Bruyea has defended Veterans’ interests by fighting against the unfair deductions from injured soldiers long term disability (a.k.a. SISIP) standing alongside Dennis Manuge, the plaintiff who launched the class action law suit against Canada’s government.

Sean was the first Canadian to publicly point to the flaws of the so-called “new veterans’ charter” and the lump sum. He  has worked closely with the ‘matriarch’ of modern veteran advocacy, Lt(N) Louise Richard, in multiple projects such as facilitating the reminting and distribution of the Government of Kuwait of “Liberation Medals” to those Canadian Forces military members who helped liberate that country.

Sean has repeatedly defended the interests of Canada’s veterans before Parliamentary Committees, and has written and had published well over 100 articles to promote the welfare of Canada’s serving injured soldiers, Veterans and their families as well as highlighting government malfeasance and lack of accountability. He has been published in every major Canadian daily newspaper including the Globe and Mail, National Post, Ottawa Citizen, Montreal Gazette, Winnipeg Free Press, Toronto Star, Edmonton Journal, Victoria Times Colonist, Halifax Chronicle Herald and is regularly featured in the Hill Times. Sean’s writing has been carried by the CBC, MacLeans Magazine, IPolitics, and Esprit de Corps. He has made numerous academic presentations in peer-reviewed forums as well as presentations to various groups advocating for veterans, retirees, and government accountability.

Sean is also a published author, recently being featured in a peer reviewed practitioner’s manual on the ethical practices of mindfulness.
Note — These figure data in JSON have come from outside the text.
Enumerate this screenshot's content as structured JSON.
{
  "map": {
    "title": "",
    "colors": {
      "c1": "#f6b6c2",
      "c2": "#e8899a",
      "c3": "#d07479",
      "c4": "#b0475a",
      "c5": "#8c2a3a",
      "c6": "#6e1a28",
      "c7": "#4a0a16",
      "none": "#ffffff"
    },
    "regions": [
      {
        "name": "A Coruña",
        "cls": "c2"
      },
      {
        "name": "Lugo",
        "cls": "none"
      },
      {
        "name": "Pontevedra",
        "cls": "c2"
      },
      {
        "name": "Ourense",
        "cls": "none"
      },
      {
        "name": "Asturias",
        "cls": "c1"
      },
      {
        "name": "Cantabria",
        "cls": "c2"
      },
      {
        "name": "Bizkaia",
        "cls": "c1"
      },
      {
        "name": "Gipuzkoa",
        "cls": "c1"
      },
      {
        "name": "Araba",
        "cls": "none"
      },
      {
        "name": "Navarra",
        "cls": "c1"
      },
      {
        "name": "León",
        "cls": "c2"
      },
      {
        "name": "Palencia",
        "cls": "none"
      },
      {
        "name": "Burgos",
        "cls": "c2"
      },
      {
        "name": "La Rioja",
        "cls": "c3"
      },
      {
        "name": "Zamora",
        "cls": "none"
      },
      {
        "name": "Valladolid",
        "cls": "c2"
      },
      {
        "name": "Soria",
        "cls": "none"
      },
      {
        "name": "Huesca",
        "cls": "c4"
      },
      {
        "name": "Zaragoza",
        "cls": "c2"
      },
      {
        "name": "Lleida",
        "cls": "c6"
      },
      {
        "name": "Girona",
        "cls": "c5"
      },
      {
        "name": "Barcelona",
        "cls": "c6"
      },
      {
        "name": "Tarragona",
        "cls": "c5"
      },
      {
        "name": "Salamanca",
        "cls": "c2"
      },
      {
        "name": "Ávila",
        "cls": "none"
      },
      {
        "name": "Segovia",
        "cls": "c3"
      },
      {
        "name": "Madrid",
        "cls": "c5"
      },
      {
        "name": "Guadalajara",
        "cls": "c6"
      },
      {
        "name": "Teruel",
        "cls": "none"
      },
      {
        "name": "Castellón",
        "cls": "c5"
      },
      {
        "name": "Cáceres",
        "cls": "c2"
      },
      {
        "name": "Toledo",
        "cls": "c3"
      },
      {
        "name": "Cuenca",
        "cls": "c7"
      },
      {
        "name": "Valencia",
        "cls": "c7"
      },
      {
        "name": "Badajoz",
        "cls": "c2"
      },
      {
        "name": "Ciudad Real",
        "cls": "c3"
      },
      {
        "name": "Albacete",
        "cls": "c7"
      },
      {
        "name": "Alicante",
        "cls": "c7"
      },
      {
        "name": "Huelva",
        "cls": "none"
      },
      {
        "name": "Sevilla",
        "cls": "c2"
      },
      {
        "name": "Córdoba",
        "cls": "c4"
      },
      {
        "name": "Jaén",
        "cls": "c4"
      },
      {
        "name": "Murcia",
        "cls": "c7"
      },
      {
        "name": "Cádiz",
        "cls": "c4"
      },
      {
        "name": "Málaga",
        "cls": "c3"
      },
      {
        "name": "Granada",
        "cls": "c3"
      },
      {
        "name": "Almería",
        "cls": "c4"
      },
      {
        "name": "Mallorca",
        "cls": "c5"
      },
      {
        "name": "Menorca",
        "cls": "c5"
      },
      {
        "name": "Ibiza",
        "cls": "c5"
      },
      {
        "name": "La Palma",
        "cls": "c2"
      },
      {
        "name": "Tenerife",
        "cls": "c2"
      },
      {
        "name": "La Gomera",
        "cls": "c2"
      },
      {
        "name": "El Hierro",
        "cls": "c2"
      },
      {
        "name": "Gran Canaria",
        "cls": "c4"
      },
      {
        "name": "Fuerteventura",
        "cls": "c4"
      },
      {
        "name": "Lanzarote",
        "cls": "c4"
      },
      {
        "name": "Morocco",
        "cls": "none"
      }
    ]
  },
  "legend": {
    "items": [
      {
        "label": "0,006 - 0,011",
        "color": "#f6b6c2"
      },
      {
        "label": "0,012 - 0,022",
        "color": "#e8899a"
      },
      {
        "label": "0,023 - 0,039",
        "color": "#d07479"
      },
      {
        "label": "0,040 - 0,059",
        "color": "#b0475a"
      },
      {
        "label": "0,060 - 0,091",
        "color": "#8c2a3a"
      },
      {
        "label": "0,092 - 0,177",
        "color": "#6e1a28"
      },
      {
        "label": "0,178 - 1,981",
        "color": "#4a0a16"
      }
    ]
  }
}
Sean’s chapter “Mindfulness and Minefields: Walking the Challenging Path of Awareness for Soldiers and Veterans” opens not-seen-before aspects of military culture and its interaction with not just practitioners of mindfulness but it has widespread implications of any organisation or individual wishing to understand military culture and the veterans who struggle to rejoin society.

He is recognized as a “go-to” resource by Canada’s media and appears frequently on TV, Radio and in print, always standing up for the concerns of Canada’s veterans. More recently, what ails Canada’s bureaucracy in treating and (mis)treating Canada’s men and women injured in uniform, Sean has learned that similar problems manifest themselves in the way our nation governs itself throughout the federal bureaucracy.

Although Sean’ s work often takes him through the hallowed halls of Parliament Hill, Sean has worked with all political parties, attempting to lift the issues of good government and the care of injured soldiers, veterans and the families of both beyond the reach of political partisanship.

Quite simply if Canada’s soldiers are willing to sacrifice so much in Canada’s name while defending Canadians, our system of government and our proud values, Canada’s government must be willing to stand up and defend our injured soldiers and their families in their time of greatest need, that is when the uniform comes off.